The tl;dr version is this:
- Mineral Spirits is the best bet for track cleaning fluid
- An abrasive like a Bright Boy is said to be bad due to creating micro-abrasions, which can hurt conductivity as it causes gunk to build up. But if you've neglected your track for 10+ years there may be zones where you need an abrasive material to get rid of rust or similar just to get it to work.
Mineral Spirits is recommended by many prominent model railroaders. Denatured Alcohol is the main cleaning fluid that the Colorado Model Railroad Museum in Greeley, CO, uses. (A great place - a future post about it is warranted.) Isopropyl Alcohol was my mainstay since the 1970s - both 70% and 91% versions.
Well, the Isopropyl Alcohol lost the test badly. Probably fine for a frequent light clean of an already clean track. The other two both did great. So, I started with the Denatured Alcohol because the CMRM has very smart people. But they also have great ventilation. I don't in winter. The next day in that room my eyes watered badly and I had to air the place out despite the freezing temps. So Denatured Alcohol was disqualified, leaving Mineral Spirits. I may do Denatured Alcohol again in the summer when the windows are open.

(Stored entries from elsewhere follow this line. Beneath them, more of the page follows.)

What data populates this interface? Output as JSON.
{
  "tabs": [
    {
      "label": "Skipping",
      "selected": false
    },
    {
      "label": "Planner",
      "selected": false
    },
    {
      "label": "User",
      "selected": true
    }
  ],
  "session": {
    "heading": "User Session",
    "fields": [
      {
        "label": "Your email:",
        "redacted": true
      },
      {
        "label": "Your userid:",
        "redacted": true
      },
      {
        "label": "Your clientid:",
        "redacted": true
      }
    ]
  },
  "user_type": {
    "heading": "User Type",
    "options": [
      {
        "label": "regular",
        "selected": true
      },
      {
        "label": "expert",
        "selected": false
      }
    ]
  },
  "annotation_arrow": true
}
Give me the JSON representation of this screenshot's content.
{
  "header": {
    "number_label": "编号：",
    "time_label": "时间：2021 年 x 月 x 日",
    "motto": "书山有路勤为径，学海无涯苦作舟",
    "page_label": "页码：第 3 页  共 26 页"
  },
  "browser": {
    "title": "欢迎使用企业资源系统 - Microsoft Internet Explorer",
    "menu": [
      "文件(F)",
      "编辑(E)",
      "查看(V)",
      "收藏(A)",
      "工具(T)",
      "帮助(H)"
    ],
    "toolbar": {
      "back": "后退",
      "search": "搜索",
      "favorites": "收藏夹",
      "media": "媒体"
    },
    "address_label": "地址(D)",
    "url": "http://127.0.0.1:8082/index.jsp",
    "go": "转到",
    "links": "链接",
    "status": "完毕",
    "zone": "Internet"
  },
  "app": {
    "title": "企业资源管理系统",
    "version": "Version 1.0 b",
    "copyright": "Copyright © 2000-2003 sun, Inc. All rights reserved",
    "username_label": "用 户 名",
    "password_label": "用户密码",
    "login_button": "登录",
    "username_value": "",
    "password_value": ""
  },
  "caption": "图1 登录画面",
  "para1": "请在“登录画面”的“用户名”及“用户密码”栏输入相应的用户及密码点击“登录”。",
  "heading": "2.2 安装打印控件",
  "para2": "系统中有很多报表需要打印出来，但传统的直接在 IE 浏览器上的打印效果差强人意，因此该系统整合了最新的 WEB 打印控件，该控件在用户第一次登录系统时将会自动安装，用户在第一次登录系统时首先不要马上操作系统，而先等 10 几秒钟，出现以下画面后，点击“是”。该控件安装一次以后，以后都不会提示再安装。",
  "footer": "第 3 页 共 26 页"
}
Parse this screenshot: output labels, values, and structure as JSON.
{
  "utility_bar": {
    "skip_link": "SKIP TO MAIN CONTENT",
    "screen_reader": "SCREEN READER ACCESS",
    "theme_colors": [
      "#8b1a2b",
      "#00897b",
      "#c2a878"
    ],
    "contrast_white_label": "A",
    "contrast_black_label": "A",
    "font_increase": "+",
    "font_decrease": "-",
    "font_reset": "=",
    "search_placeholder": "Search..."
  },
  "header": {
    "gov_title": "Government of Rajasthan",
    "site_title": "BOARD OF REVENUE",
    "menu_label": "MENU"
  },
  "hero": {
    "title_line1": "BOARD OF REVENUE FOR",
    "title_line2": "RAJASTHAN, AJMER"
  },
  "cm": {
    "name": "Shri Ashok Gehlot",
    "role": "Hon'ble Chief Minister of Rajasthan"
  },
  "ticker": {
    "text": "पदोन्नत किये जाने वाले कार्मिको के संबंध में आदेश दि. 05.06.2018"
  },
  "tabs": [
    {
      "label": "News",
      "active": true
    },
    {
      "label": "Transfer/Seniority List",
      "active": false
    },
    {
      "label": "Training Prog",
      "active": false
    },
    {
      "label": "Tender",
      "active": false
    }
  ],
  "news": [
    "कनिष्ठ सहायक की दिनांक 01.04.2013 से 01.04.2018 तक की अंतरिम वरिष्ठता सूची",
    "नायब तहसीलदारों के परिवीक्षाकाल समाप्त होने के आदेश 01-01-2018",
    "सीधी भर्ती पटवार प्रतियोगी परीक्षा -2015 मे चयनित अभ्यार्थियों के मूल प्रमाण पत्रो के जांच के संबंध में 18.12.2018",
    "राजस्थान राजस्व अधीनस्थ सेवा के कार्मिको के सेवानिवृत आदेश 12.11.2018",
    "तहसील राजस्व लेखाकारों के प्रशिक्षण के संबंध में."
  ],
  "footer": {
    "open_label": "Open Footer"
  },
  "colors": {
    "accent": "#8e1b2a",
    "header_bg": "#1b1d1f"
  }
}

Even after my first cleaning there were bad spots on the track and some track areas showed visible rust and just would not clean no matter how much scrubbing was done. The Bright Boy tool, something I bought decades ago but used rarely, followed by more cleaning with mineral spirits, solved most of the remaining cleaning problems. But even then a new unexpected behavior occurred: Locomotives would run just fine over track but in some spots wouldn't notice DCC commands to, for example, stop moving or turn off lights. More repeat cleaning would solve that, but I then had to retest all of the track I thought was clean to detect those DCC-fuzzy spots.